Estudos apontam que o BPC tem impacto direto na redução das desigualdades e no acesso a serviços básicos, como saúde e alimentação. “Não podemos tratar esse tema apenas sob a ótica fiscal. O BPC é uma política estruturante, que salva vidas todos os dias”, destacou a deputada Erika Kokay (PT-DF).

Segundo dados do Instituto de Pesquisa Econômica Aplicada (IPEA), o BPC tem contribuído para reduzir a taxa de pobreza entre idosos para menos de 1% e é fundamental para o bem-estar de mais de 2,6 milhões de pessoas com deficiência.

Próximos passos

A expectativa é de que o governo federal apresente uma proposta formal de atualização das regras do BPC até o fim do segundo semestre de 2025. A medida deverá passar por debates técnicos, audiências públicas e análise legislativa no Congresso Nacional.

Para Simone Tebet, o momento exige coragem para enfrentar os desafios estruturais da assistência social. “Precisamos garantir sustentabilidade para que o BPC continue sendo um pilar da nossa rede de proteção.
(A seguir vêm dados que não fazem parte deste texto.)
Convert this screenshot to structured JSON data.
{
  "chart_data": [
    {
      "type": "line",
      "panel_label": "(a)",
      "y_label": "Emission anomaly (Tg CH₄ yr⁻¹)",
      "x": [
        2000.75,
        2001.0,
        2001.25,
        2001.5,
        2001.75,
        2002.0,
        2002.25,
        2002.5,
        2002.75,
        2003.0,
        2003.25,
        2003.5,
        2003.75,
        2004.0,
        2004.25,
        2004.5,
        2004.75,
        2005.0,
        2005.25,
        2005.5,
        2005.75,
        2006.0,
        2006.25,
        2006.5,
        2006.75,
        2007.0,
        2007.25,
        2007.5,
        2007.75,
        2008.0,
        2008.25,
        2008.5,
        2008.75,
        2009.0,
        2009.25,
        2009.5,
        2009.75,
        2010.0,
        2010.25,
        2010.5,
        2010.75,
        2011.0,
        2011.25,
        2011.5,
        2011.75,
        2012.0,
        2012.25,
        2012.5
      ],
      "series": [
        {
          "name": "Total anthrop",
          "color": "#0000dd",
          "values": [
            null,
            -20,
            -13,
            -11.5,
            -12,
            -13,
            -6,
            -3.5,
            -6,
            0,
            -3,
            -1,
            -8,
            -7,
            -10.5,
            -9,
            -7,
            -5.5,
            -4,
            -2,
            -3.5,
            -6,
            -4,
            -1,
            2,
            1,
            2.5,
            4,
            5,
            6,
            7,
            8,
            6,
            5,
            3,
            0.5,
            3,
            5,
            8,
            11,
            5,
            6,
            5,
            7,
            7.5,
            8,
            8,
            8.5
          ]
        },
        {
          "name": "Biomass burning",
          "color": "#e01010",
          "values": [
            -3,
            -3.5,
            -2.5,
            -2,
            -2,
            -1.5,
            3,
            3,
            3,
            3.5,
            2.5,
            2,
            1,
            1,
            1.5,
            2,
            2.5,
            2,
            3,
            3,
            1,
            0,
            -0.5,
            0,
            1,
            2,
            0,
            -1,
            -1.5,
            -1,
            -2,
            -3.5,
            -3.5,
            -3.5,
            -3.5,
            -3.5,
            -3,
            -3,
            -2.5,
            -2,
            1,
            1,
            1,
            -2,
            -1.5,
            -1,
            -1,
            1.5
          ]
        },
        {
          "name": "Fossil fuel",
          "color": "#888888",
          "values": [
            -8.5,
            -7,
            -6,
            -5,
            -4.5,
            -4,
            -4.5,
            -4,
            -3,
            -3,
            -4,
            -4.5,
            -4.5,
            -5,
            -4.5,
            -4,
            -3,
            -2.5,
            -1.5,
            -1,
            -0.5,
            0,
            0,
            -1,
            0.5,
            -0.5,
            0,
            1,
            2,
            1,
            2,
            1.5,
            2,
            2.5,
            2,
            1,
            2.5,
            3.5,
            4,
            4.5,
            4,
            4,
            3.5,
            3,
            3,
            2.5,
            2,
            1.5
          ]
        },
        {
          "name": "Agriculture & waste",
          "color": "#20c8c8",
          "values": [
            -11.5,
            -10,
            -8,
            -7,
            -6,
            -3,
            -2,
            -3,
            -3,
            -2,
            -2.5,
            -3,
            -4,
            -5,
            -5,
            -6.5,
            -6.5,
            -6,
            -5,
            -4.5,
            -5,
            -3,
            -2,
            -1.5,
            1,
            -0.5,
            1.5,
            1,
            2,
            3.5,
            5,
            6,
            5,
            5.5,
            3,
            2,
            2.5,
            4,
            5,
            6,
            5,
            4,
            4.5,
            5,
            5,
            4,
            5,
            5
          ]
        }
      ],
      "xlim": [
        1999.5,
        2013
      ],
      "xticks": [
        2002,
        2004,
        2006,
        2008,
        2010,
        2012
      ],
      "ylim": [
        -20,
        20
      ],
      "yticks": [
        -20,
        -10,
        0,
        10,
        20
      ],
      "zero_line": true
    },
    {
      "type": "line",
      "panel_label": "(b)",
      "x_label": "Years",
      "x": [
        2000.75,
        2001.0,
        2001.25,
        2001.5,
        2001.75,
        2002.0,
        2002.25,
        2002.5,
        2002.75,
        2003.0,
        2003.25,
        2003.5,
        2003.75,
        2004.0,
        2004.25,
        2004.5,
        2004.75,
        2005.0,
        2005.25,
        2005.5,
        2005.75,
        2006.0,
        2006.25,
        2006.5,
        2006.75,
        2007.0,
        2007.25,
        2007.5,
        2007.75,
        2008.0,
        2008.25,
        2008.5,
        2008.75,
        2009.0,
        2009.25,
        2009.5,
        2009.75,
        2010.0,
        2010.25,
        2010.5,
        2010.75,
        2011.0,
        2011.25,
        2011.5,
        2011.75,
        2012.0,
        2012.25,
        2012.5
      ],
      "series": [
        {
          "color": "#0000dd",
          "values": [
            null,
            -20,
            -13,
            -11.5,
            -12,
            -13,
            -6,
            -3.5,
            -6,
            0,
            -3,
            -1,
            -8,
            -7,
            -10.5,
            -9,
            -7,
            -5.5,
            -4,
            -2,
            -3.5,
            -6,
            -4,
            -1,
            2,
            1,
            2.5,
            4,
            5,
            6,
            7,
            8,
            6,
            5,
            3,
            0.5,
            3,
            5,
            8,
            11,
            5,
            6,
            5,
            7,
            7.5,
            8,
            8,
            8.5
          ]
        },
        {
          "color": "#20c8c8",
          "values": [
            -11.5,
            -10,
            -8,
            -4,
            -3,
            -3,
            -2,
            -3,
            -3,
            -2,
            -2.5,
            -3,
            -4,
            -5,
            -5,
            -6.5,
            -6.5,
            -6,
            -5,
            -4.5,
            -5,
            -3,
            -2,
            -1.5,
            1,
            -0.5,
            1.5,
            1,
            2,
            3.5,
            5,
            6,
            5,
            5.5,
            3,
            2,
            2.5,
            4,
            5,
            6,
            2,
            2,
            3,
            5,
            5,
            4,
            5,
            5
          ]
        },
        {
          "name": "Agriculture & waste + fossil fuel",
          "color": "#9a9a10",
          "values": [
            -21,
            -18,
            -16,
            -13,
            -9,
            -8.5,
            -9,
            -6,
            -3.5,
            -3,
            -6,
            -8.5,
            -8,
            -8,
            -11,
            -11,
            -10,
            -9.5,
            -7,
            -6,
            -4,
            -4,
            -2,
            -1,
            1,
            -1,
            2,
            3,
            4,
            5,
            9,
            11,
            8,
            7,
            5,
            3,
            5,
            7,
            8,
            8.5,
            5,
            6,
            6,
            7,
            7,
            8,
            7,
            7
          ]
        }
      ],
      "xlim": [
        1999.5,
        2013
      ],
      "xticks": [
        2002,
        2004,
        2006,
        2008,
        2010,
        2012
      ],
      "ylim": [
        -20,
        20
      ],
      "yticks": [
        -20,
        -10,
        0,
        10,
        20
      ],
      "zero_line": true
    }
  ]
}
Mas para isso, é necessário melhorar a gestão, combater fraudes e ajustar as regras à realidade brasileira”, concluiu.

Enquanto isso, a Comissão Mista de Orçamento promete acompanhar de perto as discussões e cobrar transparência em todas as etapas do processo.

A presidente da CMO, senadora Daniella Ribeiro (PSD-PB), defendeu a criação de um grupo de trabalho conjunto com o Ministério do Desenvolvimento e Assistência Social para aprofundar o debate.